Sahar, an Afghan woman in her 20s, says the Taliban has set up several roadblocks leading to the airport. She says Taliban fighters are "everywhere and heavily armed."

"They are forcibly pushing people away," says Sahar, who did not want to use her name for safety reasons. "They are beating people with sticks and whips and constantly firing warning shots in the air."

She says the situation outside the airport is “extremely chaotic.”

'Extreme Danger'

With each passing day, the danger to Afghans like Ahmad increases.

"I'm in extreme danger," Ahmad says. "I've worked with the U.S. government and U.S. organizations. I've received threats from the Taliban. They say they're coming for me."

The Taliban has pledged a blanket amnesty, even to those they previously fought. But residents in the capital say the reality is different.

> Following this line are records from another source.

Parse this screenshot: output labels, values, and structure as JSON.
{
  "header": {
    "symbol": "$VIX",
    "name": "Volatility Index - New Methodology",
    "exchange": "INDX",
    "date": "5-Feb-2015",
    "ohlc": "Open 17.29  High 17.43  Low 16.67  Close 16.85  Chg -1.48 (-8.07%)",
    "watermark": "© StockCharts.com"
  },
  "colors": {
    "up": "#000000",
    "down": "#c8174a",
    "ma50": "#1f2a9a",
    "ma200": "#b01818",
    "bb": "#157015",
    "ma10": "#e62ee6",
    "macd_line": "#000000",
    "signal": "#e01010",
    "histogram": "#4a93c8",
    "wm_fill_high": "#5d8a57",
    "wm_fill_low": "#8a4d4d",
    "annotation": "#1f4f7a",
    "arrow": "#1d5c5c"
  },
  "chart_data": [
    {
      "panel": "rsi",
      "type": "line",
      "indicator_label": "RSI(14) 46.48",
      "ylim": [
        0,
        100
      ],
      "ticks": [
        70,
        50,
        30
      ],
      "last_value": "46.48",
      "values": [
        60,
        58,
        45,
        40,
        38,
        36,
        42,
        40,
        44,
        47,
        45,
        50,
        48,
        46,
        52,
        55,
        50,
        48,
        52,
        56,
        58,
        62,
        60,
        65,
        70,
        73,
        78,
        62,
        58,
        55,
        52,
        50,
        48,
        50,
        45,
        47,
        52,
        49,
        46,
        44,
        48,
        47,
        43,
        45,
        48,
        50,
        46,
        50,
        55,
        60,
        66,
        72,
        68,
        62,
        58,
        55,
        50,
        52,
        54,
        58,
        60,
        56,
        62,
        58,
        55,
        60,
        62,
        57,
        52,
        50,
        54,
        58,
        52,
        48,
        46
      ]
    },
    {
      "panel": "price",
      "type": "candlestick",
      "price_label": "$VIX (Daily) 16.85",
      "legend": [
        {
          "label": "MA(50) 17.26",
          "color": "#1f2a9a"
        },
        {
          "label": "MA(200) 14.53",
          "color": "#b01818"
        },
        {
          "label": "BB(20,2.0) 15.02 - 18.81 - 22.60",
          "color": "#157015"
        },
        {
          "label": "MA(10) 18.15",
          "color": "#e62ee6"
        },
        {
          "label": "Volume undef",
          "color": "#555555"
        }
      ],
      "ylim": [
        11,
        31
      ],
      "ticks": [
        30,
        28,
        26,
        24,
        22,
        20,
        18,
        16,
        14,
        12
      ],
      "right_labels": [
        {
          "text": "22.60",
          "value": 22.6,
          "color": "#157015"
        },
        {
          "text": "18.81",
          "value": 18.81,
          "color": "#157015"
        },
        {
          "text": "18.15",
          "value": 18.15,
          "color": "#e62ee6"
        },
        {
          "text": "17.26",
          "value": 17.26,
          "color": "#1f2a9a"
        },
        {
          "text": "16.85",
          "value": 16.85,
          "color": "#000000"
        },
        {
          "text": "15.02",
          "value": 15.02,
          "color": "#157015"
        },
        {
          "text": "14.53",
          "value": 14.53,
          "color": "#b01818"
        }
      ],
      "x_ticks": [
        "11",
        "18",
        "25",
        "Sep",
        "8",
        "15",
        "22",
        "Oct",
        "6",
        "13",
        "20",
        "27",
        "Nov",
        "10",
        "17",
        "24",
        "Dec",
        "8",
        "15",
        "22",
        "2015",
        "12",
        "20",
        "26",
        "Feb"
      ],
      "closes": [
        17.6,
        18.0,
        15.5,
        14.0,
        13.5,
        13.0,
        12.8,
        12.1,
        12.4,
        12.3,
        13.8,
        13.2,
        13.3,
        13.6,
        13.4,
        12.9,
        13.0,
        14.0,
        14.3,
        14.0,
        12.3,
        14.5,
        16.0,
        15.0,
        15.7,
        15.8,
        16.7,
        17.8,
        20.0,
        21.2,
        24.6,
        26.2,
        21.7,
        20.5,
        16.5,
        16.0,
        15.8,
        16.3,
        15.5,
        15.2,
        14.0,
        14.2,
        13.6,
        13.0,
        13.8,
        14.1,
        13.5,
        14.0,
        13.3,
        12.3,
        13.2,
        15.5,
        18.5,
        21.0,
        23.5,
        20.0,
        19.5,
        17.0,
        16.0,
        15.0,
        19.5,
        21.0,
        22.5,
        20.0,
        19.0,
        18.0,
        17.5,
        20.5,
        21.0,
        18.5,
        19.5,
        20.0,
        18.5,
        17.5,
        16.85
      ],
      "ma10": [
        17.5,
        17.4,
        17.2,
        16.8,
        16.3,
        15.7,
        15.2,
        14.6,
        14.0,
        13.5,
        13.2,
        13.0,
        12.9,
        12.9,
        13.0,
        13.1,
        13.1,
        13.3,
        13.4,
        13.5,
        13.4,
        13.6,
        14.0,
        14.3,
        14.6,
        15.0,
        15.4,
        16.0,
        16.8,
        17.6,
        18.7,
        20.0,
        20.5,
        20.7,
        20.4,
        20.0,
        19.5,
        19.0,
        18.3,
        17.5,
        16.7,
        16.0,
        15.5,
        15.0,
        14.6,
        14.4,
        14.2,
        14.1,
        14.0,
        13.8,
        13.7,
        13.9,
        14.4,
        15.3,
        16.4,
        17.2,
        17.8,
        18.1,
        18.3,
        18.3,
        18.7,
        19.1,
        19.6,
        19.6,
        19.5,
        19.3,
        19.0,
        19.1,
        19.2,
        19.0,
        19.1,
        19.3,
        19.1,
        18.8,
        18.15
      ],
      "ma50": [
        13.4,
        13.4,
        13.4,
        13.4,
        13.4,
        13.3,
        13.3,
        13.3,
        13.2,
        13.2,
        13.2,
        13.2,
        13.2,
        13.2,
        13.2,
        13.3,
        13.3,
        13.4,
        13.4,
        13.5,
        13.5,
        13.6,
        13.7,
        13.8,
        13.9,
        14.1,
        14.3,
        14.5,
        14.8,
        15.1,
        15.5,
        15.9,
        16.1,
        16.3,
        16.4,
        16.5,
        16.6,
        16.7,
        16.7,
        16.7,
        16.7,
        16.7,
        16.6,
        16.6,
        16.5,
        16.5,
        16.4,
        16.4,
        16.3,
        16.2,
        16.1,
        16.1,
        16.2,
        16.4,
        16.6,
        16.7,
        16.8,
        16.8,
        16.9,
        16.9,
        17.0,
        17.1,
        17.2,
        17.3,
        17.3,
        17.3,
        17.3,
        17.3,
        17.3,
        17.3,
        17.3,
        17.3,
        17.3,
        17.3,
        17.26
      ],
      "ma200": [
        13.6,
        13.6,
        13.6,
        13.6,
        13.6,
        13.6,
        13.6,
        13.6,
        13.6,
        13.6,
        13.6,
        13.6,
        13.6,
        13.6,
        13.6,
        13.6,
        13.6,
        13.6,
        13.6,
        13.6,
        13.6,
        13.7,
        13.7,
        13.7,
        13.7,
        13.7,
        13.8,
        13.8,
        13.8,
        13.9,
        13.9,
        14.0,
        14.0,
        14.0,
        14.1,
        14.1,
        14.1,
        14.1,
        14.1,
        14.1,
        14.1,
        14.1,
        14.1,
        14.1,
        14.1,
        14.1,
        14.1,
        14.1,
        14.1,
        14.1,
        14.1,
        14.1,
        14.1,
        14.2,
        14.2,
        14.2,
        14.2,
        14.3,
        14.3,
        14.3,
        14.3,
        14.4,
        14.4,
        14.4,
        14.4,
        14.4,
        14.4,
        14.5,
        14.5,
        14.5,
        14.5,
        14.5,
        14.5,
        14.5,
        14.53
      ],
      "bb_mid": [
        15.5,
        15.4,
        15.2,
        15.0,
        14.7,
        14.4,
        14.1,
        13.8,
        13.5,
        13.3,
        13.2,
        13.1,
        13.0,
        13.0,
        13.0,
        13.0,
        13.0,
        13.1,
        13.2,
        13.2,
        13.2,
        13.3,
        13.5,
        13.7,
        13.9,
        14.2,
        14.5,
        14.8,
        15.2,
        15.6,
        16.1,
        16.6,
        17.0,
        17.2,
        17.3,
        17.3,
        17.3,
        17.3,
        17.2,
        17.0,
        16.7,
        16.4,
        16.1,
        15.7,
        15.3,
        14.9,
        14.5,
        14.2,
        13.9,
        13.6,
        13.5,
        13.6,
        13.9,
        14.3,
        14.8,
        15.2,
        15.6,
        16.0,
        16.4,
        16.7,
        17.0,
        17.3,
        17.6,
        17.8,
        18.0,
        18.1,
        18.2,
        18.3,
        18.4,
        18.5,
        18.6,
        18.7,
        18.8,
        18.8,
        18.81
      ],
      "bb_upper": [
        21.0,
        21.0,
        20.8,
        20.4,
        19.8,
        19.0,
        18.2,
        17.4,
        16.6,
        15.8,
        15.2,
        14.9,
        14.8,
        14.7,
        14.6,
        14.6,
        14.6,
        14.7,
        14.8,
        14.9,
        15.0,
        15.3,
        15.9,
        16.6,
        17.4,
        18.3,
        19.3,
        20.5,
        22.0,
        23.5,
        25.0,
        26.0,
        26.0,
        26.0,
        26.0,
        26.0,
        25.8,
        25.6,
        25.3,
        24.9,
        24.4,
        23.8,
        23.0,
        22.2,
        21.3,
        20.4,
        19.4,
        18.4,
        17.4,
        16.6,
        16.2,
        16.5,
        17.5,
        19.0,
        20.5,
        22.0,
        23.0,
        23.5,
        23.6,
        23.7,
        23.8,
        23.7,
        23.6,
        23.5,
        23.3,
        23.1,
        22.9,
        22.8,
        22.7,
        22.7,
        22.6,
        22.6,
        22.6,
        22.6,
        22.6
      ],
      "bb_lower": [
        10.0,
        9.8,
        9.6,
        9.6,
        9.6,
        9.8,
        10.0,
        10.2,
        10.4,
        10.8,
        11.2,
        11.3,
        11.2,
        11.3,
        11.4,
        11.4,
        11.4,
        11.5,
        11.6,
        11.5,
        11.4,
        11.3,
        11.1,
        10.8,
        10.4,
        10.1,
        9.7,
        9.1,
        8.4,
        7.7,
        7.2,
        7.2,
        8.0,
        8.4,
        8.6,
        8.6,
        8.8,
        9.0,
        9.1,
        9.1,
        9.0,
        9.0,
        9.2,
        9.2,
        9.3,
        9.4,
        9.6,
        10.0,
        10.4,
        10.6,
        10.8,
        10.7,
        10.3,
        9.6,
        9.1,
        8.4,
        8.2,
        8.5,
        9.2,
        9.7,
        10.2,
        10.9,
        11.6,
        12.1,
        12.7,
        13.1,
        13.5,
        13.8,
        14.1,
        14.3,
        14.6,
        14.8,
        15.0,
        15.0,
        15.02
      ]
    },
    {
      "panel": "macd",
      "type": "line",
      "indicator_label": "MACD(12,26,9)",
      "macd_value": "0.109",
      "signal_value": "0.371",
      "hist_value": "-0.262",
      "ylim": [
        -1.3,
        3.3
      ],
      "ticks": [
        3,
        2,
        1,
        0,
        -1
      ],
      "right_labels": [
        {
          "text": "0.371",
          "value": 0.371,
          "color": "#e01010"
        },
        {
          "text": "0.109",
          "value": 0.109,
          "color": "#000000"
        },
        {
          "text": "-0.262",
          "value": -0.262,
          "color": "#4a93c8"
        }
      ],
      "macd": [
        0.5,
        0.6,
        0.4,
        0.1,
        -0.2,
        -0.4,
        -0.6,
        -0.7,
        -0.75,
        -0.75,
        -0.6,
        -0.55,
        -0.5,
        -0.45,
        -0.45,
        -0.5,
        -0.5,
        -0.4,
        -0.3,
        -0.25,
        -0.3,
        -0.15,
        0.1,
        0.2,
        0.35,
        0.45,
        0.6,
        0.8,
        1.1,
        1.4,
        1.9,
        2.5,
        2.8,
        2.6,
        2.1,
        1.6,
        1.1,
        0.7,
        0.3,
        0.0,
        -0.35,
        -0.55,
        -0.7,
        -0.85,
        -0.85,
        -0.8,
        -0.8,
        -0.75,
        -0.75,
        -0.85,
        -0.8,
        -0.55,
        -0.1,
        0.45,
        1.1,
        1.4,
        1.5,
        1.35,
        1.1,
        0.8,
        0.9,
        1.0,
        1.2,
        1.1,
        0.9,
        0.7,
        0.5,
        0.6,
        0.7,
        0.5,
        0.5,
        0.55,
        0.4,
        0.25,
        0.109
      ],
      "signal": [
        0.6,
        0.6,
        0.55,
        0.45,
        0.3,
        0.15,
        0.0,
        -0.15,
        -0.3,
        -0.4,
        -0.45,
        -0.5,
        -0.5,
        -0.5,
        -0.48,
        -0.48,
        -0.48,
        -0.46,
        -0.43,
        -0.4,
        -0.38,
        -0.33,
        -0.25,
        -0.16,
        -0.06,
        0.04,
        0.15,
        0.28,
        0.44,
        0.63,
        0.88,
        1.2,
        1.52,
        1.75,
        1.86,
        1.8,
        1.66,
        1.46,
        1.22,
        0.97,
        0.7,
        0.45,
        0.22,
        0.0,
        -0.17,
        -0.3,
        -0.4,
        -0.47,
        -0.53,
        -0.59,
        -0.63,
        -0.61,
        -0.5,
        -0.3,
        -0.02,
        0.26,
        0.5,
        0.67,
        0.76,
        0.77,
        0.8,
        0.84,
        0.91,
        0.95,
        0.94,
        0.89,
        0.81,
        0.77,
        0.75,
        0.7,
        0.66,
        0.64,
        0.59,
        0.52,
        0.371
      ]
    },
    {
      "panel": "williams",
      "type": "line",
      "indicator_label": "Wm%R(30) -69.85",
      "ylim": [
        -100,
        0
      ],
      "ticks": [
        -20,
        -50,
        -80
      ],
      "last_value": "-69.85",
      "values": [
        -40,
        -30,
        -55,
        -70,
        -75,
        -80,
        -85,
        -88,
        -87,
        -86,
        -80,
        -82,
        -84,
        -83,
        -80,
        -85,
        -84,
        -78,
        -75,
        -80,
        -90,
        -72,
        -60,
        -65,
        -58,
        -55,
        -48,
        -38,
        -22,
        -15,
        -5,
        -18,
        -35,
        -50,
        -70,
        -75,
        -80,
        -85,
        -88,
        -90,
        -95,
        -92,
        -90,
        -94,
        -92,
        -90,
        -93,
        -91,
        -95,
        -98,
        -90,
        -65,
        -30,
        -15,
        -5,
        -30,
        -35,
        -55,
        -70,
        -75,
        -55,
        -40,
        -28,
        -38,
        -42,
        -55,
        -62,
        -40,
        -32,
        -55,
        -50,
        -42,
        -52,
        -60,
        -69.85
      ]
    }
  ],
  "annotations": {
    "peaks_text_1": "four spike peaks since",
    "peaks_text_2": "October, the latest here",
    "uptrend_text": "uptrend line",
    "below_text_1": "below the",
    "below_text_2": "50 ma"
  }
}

Taliban fighters have been going door-to-door in Kabul, rummaging through homes and sometimes beating, harassing, and kidnapping residents. Often they confiscate personal documents and mobile phones, locals say.

Residents say Taliban fighters are specifically targeting former government employees, ex-soldiers and police officers, and Afghans who worked with foreign governments and organizations.

Several Afghan residents said they have destroyed any documents tying them to the former government or work they had done for foreign entities.

The Taliban has largely shown restraint in Kabul, where there has not been widespread violence and killings.

But outside Kabul, away from the eyes of the world, the militants have summarily executed, imprisoned, and beaten former government officials, soldiers, and Afghans who worked for foreign forces.

The Taliban has reimposed many of its repressive laws and rules outside Kabul, despite pledges by a Taliban spokesman on August 17 that they will protect women’s rights and the free press that has flourished in Afghanistan in the past 20 years.

In many areas, the militants have banned women from leaving their homes without a male relative and barred women from working in many jobs outside their homes.

They have also severely curtailed girls’ education and even forced young girls and widowed women to marry Taliban fighters, local say.

“The Taliban haven’t changed,” says Tamim, a Kabul-based journalist who is in hiding with his young family of four. “Why do you think so many Afghans are desperately trying to leave?”

Tamim, who has been a vocal critic of the Taliban and Pakistan, the militant group's main foreign sponsor, says he has deleted his social-media accounts.

“I’m in hiding,” he says. “We are in a lot of danger. We have to be careful otherwise they will target our families.”

Even as the United States and other Western nations press on with evacuating their citizens and some of their Afghan staff from Kabul, millions of Afghans are left with few choices but to stay.

“There are no flights available and I don’t have a visa,” says Tamim. “I don’t know what will happen to me.”